Love

I've been thinking about love lately. Well, that's not entirely true. The thought of love -- what is it? why does it matter? why do people seem to talk about it so much? -- ruminates at the back of my mind nearly daily. So, yes, I've been thinking of love lately, but that is in no way unusual. I am always considering love.

I love you.

This statement is mysterious. I mull over it constantly at times. I love you. Its power is remarkable. People look for it, searching like it's the last morsel of bread in a barren place. People change their lives around, sometimes leaving everything good and familiar to posses those words. I confess I don't understand it.

And also I do.

For me, love is often very difficult. It is difficult to experience, difficult to express -- almost pain. It's complex and overwhelming and utterly good. There is something essential about love. We need it somehow.

All this means is that we need people, relationships. We need real community. It's simply the way we are made. The difficulty for me has come from a couple of places as far as I know right now. One is social. I think being vulnerable and known is frowned upon. It's also terrifying. The danger of being irreparably hurt is very real. The last has to do with the complexity of physical attraction.

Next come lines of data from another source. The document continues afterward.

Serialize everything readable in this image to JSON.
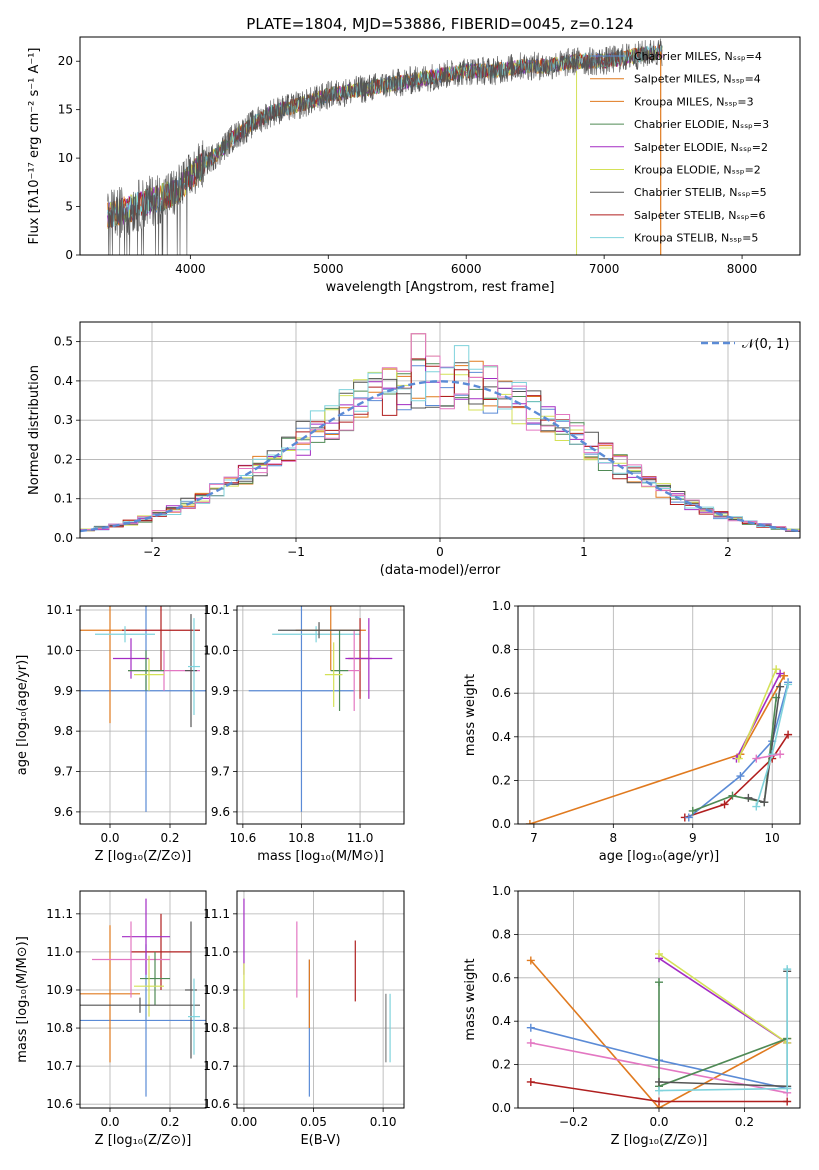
{
  "colors": {
    "blue": "#5b8bd6",
    "orange": "#e07a1f",
    "green": "#4f8a55",
    "red": "#b01f1f",
    "purple": "#a32cc4",
    "brown": "#8c564b",
    "pink": "#e377c2",
    "gray": "#7f7f7f",
    "olive": "#d4e157",
    "cyan": "#7fd3dc",
    "dark": "#555555"
  },
  "chart_data": [
    {
      "type": "line",
      "id": "spectrum",
      "title": "PLATE=1804, MJD=53886, FIBERID=0045, z=0.124",
      "xlabel": "wavelength [Angstrom, rest frame]",
      "ylabel": "Flux [fλ10⁻¹⁷ erg cm⁻² s⁻¹ A⁻¹]",
      "xlim": [
        3200,
        8420
      ],
      "ylim": [
        0,
        22.5
      ],
      "xticks": [
        "4000",
        "5000",
        "6000",
        "7000",
        "8000"
      ],
      "yticks": [
        "0",
        "5",
        "10",
        "15",
        "20"
      ],
      "legend_position": "top-right",
      "series": [
        {
          "name": "Chabrier MILES, N_SSP=4",
          "color": "#5b8bd6"
        },
        {
          "name": "Salpeter MILES, N_SSP=4",
          "color": "#e07a1f"
        },
        {
          "name": "Kroupa MILES, N_SSP=3",
          "color": "#e07a1f"
        },
        {
          "name": "Chabrier ELODIE, N_SSP=3",
          "color": "#4f8a55"
        },
        {
          "name": "Salpeter ELODIE, N_SSP=2",
          "color": "#a32cc4"
        },
        {
          "name": "Kroupa ELODIE, N_SSP=2",
          "color": "#d4e157"
        },
        {
          "name": "Chabrier STELIB, N_SSP=5",
          "color": "#555555"
        },
        {
          "name": "Salpeter STELIB, N_SSP=6",
          "color": "#b01f1f"
        },
        {
          "name": "Kroupa STELIB, N_SSP=5",
          "color": "#7fd3dc"
        }
      ],
      "envelope": {
        "x": [
          3400,
          3500,
          3600,
          3700,
          3800,
          3900,
          4000,
          4100,
          4200,
          4300,
          4400,
          4500,
          4600,
          4800,
          5000,
          5200,
          5400,
          5600,
          5800,
          6000,
          6200,
          6400,
          6600,
          6800,
          7000,
          7200,
          7400
        ],
        "y": [
          4,
          4.5,
          5,
          5.5,
          6,
          6.5,
          8,
          9.5,
          10.5,
          12,
          13,
          14,
          14.8,
          15.5,
          16.5,
          17,
          17.5,
          18,
          18.5,
          19,
          19,
          19.5,
          19.5,
          20,
          20,
          20.5,
          21
        ]
      }
    },
    {
      "type": "line",
      "id": "residuals",
      "xlabel": "(data-model)/error",
      "ylabel": "Normed distribution",
      "xlim": [
        -2.5,
        2.5
      ],
      "ylim": [
        0,
        0.55
      ],
      "xticks": [
        "−2",
        "−1",
        "0",
        "1",
        "2"
      ],
      "yticks": [
        "0.0",
        "0.1",
        "0.2",
        "0.3",
        "0.4",
        "0.5"
      ],
      "legend_position": "top-right",
      "reference": {
        "name": "𝒩(0, 1)",
        "color": "#5b8bd6",
        "mu": 0,
        "sigma": 1
      },
      "histogram_colors": [
        "#5b8bd6",
        "#e07a1f",
        "#4f8a55",
        "#a32cc4",
        "#d4e157",
        "#555555",
        "#b01f1f",
        "#7fd3dc",
        "#e377c2"
      ],
      "bin_width": 0.1
    },
    {
      "type": "scatter",
      "id": "z-age",
      "xlabel": "Z [log₁₀(Z/Z⊙)]",
      "ylabel": "age  [log₁₀(age/yr)]",
      "xlim": [
        -0.1,
        0.32
      ],
      "ylim": [
        9.57,
        10.11
      ],
      "xticks": [
        "0.0",
        "0.2"
      ],
      "yticks": [
        "9.6",
        "9.7",
        "9.8",
        "9.9",
        "10.0",
        "10.1"
      ],
      "points": [
        {
          "x": 0.12,
          "y": 9.9,
          "xerr": 0.23,
          "yerr": 0.3,
          "color": "#5b8bd6"
        },
        {
          "x": 0.0,
          "y": 10.05,
          "xerr": 0.1,
          "yerr": 0.23,
          "color": "#e07a1f"
        },
        {
          "x": 0.17,
          "y": 10.05,
          "xerr": 0.13,
          "yerr": 0.1,
          "color": "#b01f1f"
        },
        {
          "x": 0.07,
          "y": 9.98,
          "xerr": 0.06,
          "yerr": 0.05,
          "color": "#a32cc4"
        },
        {
          "x": 0.18,
          "y": 9.95,
          "xerr": 0.12,
          "yerr": 0.05,
          "color": "#e377c2"
        },
        {
          "x": 0.12,
          "y": 9.95,
          "xerr": 0.06,
          "yerr": 0.05,
          "color": "#4f8a55"
        },
        {
          "x": 0.27,
          "y": 9.95,
          "xerr": 0.02,
          "yerr": 0.14,
          "color": "#555555"
        },
        {
          "x": 0.28,
          "y": 9.96,
          "xerr": 0.02,
          "yerr": 0.12,
          "color": "#7fd3dc"
        },
        {
          "x": 0.13,
          "y": 9.94,
          "xerr": 0.05,
          "yerr": 0.04,
          "color": "#d4e157"
        },
        {
          "x": 0.05,
          "y": 10.04,
          "xerr": 0.1,
          "yerr": 0.02,
          "color": "#7fd3dc"
        }
      ]
    },
    {
      "type": "scatter",
      "id": "mass-age",
      "xlabel": "mass [log₁₀(M/M⊙)]",
      "ylabel": "",
      "xlim": [
        10.58,
        11.15
      ],
      "ylim": [
        9.57,
        10.11
      ],
      "xticks": [
        "10.6",
        "10.8",
        "11.0"
      ],
      "yticks": [
        "9.6",
        "9.7",
        "9.8",
        "9.9",
        "10.0",
        "10.1"
      ],
      "points": [
        {
          "x": 10.8,
          "y": 9.9,
          "xerr": 0.18,
          "yerr": 0.3,
          "color": "#5b8bd6"
        },
        {
          "x": 10.85,
          "y": 10.04,
          "xerr": 0.15,
          "yerr": 0.02,
          "color": "#7fd3dc"
        },
        {
          "x": 10.9,
          "y": 10.05,
          "xerr": 0.12,
          "yerr": 0.1,
          "color": "#e07a1f"
        },
        {
          "x": 11.0,
          "y": 9.98,
          "xerr": 0.04,
          "yerr": 0.1,
          "color": "#b01f1f"
        },
        {
          "x": 11.03,
          "y": 9.98,
          "xerr": 0.08,
          "yerr": 0.1,
          "color": "#a32cc4"
        },
        {
          "x": 10.98,
          "y": 9.95,
          "xerr": 0.02,
          "yerr": 0.1,
          "color": "#e377c2"
        },
        {
          "x": 10.93,
          "y": 9.95,
          "xerr": 0.03,
          "yerr": 0.1,
          "color": "#4f8a55"
        },
        {
          "x": 10.91,
          "y": 9.94,
          "xerr": 0.03,
          "yerr": 0.08,
          "color": "#d4e157"
        },
        {
          "x": 10.86,
          "y": 10.05,
          "xerr": 0.14,
          "yerr": 0.02,
          "color": "#555555"
        }
      ]
    },
    {
      "type": "line",
      "id": "age-weight",
      "xlabel": "age  [log₁₀(age/yr)]",
      "ylabel": "mass weight",
      "xlim": [
        6.8,
        10.35
      ],
      "ylim": [
        0,
        1.0
      ],
      "xticks": [
        "7",
        "8",
        "9",
        "10"
      ],
      "yticks": [
        "0.0",
        "0.2",
        "0.4",
        "0.6",
        "0.8",
        "1.0"
      ],
      "series": [
        {
          "color": "#e07a1f",
          "x": [
            6.95,
            9.6,
            10.15
          ],
          "y": [
            0.0,
            0.32,
            0.68
          ]
        },
        {
          "color": "#b01f1f",
          "x": [
            8.9,
            9.4,
            10.0,
            10.2
          ],
          "y": [
            0.03,
            0.09,
            0.3,
            0.41
          ]
        },
        {
          "color": "#5b8bd6",
          "x": [
            8.95,
            9.6,
            10.0,
            10.2
          ],
          "y": [
            0.03,
            0.22,
            0.38,
            0.65
          ]
        },
        {
          "color": "#4f8a55",
          "x": [
            9.0,
            9.5,
            9.9,
            10.05
          ],
          "y": [
            0.06,
            0.13,
            0.1,
            0.58
          ]
        },
        {
          "color": "#a32cc4",
          "x": [
            9.55,
            10.1
          ],
          "y": [
            0.3,
            0.69
          ]
        },
        {
          "color": "#d4e157",
          "x": [
            9.58,
            10.05
          ],
          "y": [
            0.3,
            0.71
          ]
        },
        {
          "color": "#555555",
          "x": [
            9.7,
            9.9,
            10.1
          ],
          "y": [
            0.12,
            0.1,
            0.63
          ]
        },
        {
          "color": "#7fd3dc",
          "x": [
            9.8,
            10.0,
            10.2
          ],
          "y": [
            0.08,
            0.32,
            0.64
          ]
        },
        {
          "color": "#e377c2",
          "x": [
            9.8,
            10.1
          ],
          "y": [
            0.3,
            0.32
          ]
        }
      ]
    },
    {
      "type": "scatter",
      "id": "z-mass",
      "xlabel": "Z [log₁₀(Z/Z⊙)]",
      "ylabel": "mass [log₁₀(M/M⊙)]",
      "xlim": [
        -0.1,
        0.32
      ],
      "ylim": [
        10.59,
        11.16
      ],
      "xticks": [
        "0.0",
        "0.2"
      ],
      "yticks": [
        "10.6",
        "10.7",
        "10.8",
        "10.9",
        "11.0",
        "11.1"
      ],
      "points": [
        {
          "x": 0.12,
          "y": 10.82,
          "xerr": 0.23,
          "yerr": 0.2,
          "color": "#5b8bd6"
        },
        {
          "x": 0.0,
          "y": 10.89,
          "xerr": 0.1,
          "yerr": 0.18,
          "color": "#e07a1f"
        },
        {
          "x": 0.17,
          "y": 11.0,
          "xerr": 0.1,
          "yerr": 0.1,
          "color": "#b01f1f"
        },
        {
          "x": 0.12,
          "y": 11.04,
          "xerr": 0.08,
          "yerr": 0.1,
          "color": "#a32cc4"
        },
        {
          "x": 0.07,
          "y": 10.98,
          "xerr": 0.13,
          "yerr": 0.1,
          "color": "#e377c2"
        },
        {
          "x": 0.15,
          "y": 10.93,
          "xerr": 0.05,
          "yerr": 0.07,
          "color": "#4f8a55"
        },
        {
          "x": 0.27,
          "y": 10.9,
          "xerr": 0.02,
          "yerr": 0.18,
          "color": "#555555"
        },
        {
          "x": 0.13,
          "y": 10.91,
          "xerr": 0.05,
          "yerr": 0.08,
          "color": "#d4e157"
        },
        {
          "x": 0.1,
          "y": 10.86,
          "xerr": 0.2,
          "yerr": 0.02,
          "color": "#555555"
        },
        {
          "x": 0.28,
          "y": 10.83,
          "xerr": 0.02,
          "yerr": 0.1,
          "color": "#7fd3dc"
        }
      ]
    },
    {
      "type": "scatter",
      "id": "ebv-mass",
      "xlabel": "E(B-V)",
      "ylabel": "",
      "xlim": [
        -0.005,
        0.115
      ],
      "ylim": [
        10.59,
        11.16
      ],
      "xticks": [
        "0.00",
        "0.05",
        "0.10"
      ],
      "yticks": [
        "10.6",
        "10.7",
        "10.8",
        "10.9",
        "11.0",
        "11.1"
      ],
      "points": [
        {
          "x": 0.0,
          "y": 11.04,
          "yerr": 0.1,
          "color": "#a32cc4"
        },
        {
          "x": 0.0,
          "y": 10.91,
          "yerr": 0.06,
          "color": "#d4e157"
        },
        {
          "x": 0.038,
          "y": 10.98,
          "yerr": 0.1,
          "color": "#e377c2"
        },
        {
          "x": 0.047,
          "y": 10.8,
          "yerr": 0.18,
          "color": "#5b8bd6"
        },
        {
          "x": 0.047,
          "y": 10.89,
          "yerr": 0.09,
          "color": "#e07a1f"
        },
        {
          "x": 0.08,
          "y": 10.95,
          "yerr": 0.08,
          "color": "#b01f1f"
        },
        {
          "x": 0.102,
          "y": 10.8,
          "yerr": 0.09,
          "color": "#7f7f7f"
        },
        {
          "x": 0.105,
          "y": 10.8,
          "yerr": 0.09,
          "color": "#7fd3dc"
        }
      ]
    },
    {
      "type": "line",
      "id": "z-weight",
      "xlabel": "Z [log₁₀(Z/Z⊙)]",
      "ylabel": "mass weight",
      "xlim": [
        -0.33,
        0.33
      ],
      "ylim": [
        0,
        1.0
      ],
      "xticks": [
        "−0.2",
        "0.0",
        "0.2"
      ],
      "yticks": [
        "0.0",
        "0.2",
        "0.4",
        "0.6",
        "0.8",
        "1.0"
      ],
      "series": [
        {
          "color": "#e07a1f",
          "x": [
            -0.3,
            0.0,
            0.3
          ],
          "y": [
            0.68,
            0.0,
            0.32
          ]
        },
        {
          "color": "#5b8bd6",
          "x": [
            -0.3,
            0.0,
            0.3
          ],
          "y": [
            0.37,
            0.22,
            0.09
          ]
        },
        {
          "color": "#e377c2",
          "x": [
            -0.3,
            0.3
          ],
          "y": [
            0.3,
            0.07
          ]
        },
        {
          "color": "#b01f1f",
          "x": [
            -0.3,
            0.0,
            0.3
          ],
          "y": [
            0.12,
            0.03,
            0.03
          ]
        },
        {
          "color": "#a32cc4",
          "x": [
            0.0,
            0.3
          ],
          "y": [
            0.69,
            0.3
          ]
        },
        {
          "color": "#d4e157",
          "x": [
            0.0,
            0.3
          ],
          "y": [
            0.71,
            0.3
          ]
        },
        {
          "color": "#4f8a55",
          "x": [
            0.0,
            0.0,
            0.3
          ],
          "y": [
            0.58,
            0.1,
            0.32
          ]
        },
        {
          "color": "#555555",
          "x": [
            0.0,
            0.3,
            0.3
          ],
          "y": [
            0.12,
            0.1,
            0.63
          ]
        },
        {
          "color": "#7fd3dc",
          "x": [
            0.0,
            0.3,
            0.3
          ],
          "y": [
            0.08,
            0.09,
            0.64
          ]
        }
      ]
    }
  ]
}
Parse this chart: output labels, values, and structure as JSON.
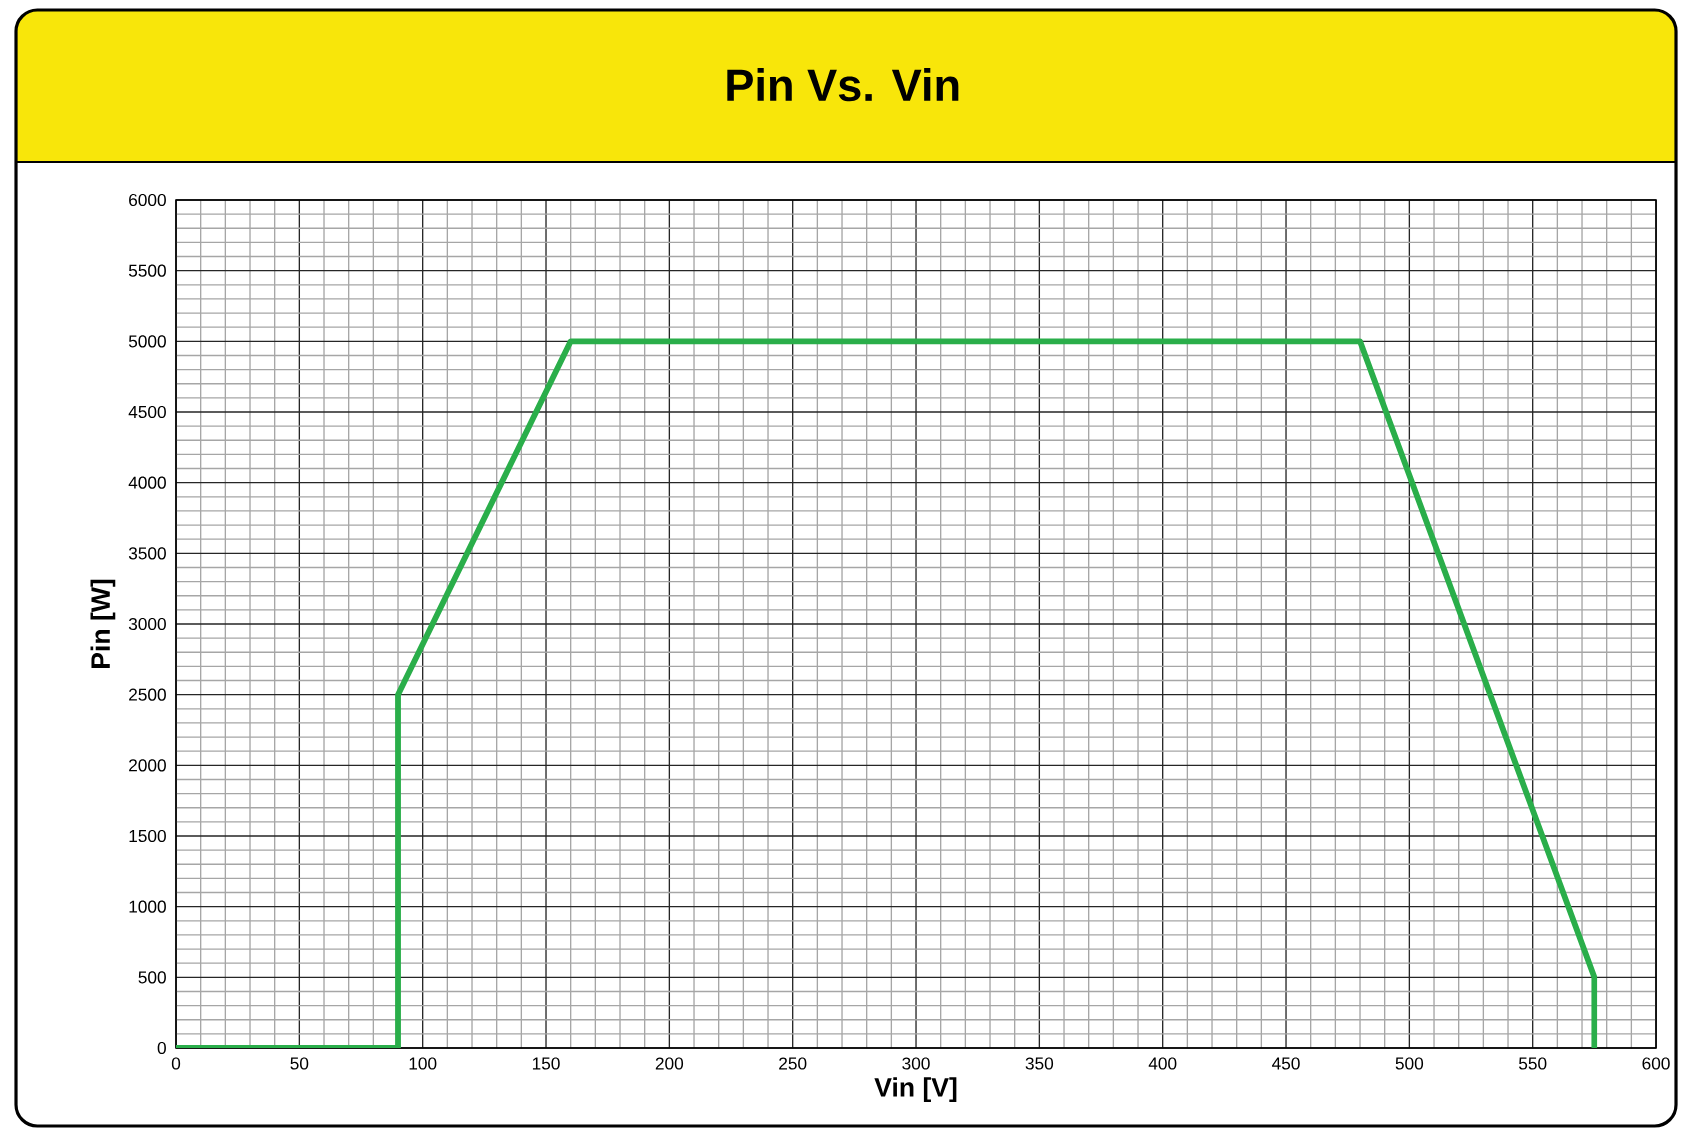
{
  "chart_data": {
    "type": "line",
    "title": "Pin Vs. Vin",
    "xlabel": "Vin [V]",
    "ylabel": "Pin [W]",
    "x": [
      0,
      90,
      90,
      160,
      480,
      575,
      575
    ],
    "series": [
      {
        "color": "#2aae4a",
        "values": [
          0,
          0,
          2500,
          5000,
          5000,
          500,
          0
        ]
      }
    ],
    "xlim": [
      0,
      600
    ],
    "ylim": [
      0,
      6000
    ],
    "xticks": [
      0,
      50,
      100,
      150,
      200,
      250,
      300,
      350,
      400,
      450,
      500,
      550,
      600
    ],
    "yticks": [
      0,
      500,
      1000,
      1500,
      2000,
      2500,
      3000,
      3500,
      4000,
      4500,
      5000,
      5500,
      6000
    ],
    "grid": true,
    "marker": "none",
    "line_style": "solid"
  }
}
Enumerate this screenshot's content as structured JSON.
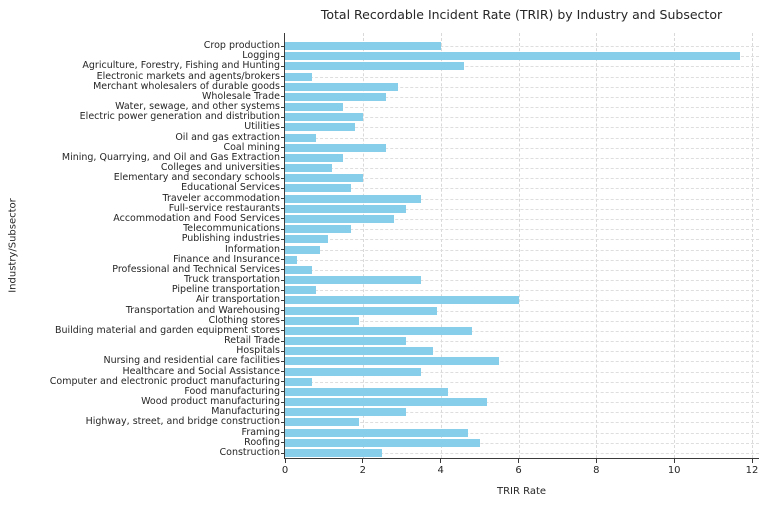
{
  "chart_data": {
    "type": "bar",
    "orientation": "horizontal",
    "title": "Total Recordable Incident Rate (TRIR) by Industry and Subsector",
    "xlabel": "TRIR Rate",
    "ylabel": "Industry/Subsector",
    "bar_color": "#87CEEB",
    "grid": true,
    "legend": "none",
    "xlim": [
      0,
      12.2
    ],
    "xticks": [
      0,
      2,
      4,
      6,
      8,
      10,
      12
    ],
    "categories": [
      "Crop production",
      "Logging",
      "Agriculture, Forestry, Fishing and Hunting",
      "Electronic markets and agents/brokers",
      "Merchant wholesalers of durable goods",
      "Wholesale Trade",
      "Water, sewage, and other systems",
      "Electric power generation and distribution",
      "Utilities",
      "Oil and gas extraction",
      "Coal mining",
      "Mining, Quarrying, and Oil and Gas Extraction",
      "Colleges and universities",
      "Elementary and secondary schools",
      "Educational Services",
      "Traveler accommodation",
      "Full-service restaurants",
      "Accommodation and Food Services",
      "Telecommunications",
      "Publishing industries",
      "Information",
      "Finance and Insurance",
      "Professional and Technical Services",
      "Truck transportation",
      "Pipeline transportation",
      "Air transportation",
      "Transportation and Warehousing",
      "Clothing stores",
      "Building material and garden equipment stores",
      "Retail Trade",
      "Hospitals",
      "Nursing and residential care facilities",
      "Healthcare and Social Assistance",
      "Computer and electronic product manufacturing",
      "Food manufacturing",
      "Wood product manufacturing",
      "Manufacturing",
      "Highway, street, and bridge construction",
      "Framing",
      "Roofing",
      "Construction"
    ],
    "values": [
      4.0,
      11.7,
      4.6,
      0.7,
      2.9,
      2.6,
      1.5,
      2.0,
      1.8,
      0.8,
      2.6,
      1.5,
      1.2,
      2.0,
      1.7,
      3.5,
      3.1,
      2.8,
      1.7,
      1.1,
      0.9,
      0.3,
      0.7,
      3.5,
      0.8,
      6.0,
      3.9,
      1.9,
      4.8,
      3.1,
      3.8,
      5.5,
      3.5,
      0.7,
      4.2,
      5.2,
      3.1,
      1.9,
      4.7,
      5.0,
      2.5
    ]
  }
}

At this point in history, we live in an over-sexualized culture. It makes loving in friendship unusual and hard to comprehend. I remember how uncomfortable I felt reading through the friendship of David and Jonathan or Frodo and Samwise for the first time. I couldn't shake this expectation that a passionate kiss was coming at any minute.

The problem is when we relegate love, connection, to only sexual pleasure, it is twisted and devalued, and my own feelings become more important to me than all else. Now, there is much to be said about the experience of being in love or falling in love, but it is careless to make it more significant than it is -- as though attraction-based love is the highest and deepest and best, the greatest goal of our short, otherwise empty lives. No, being loved by the one who made us and finding full satisfaction in him should have that place.

And his fullness is everywhere and at the center of everything. And I know what it is to know, love, be satisfied by him in part because I know my husband and love my mother and am satisfied by the intense care of my children.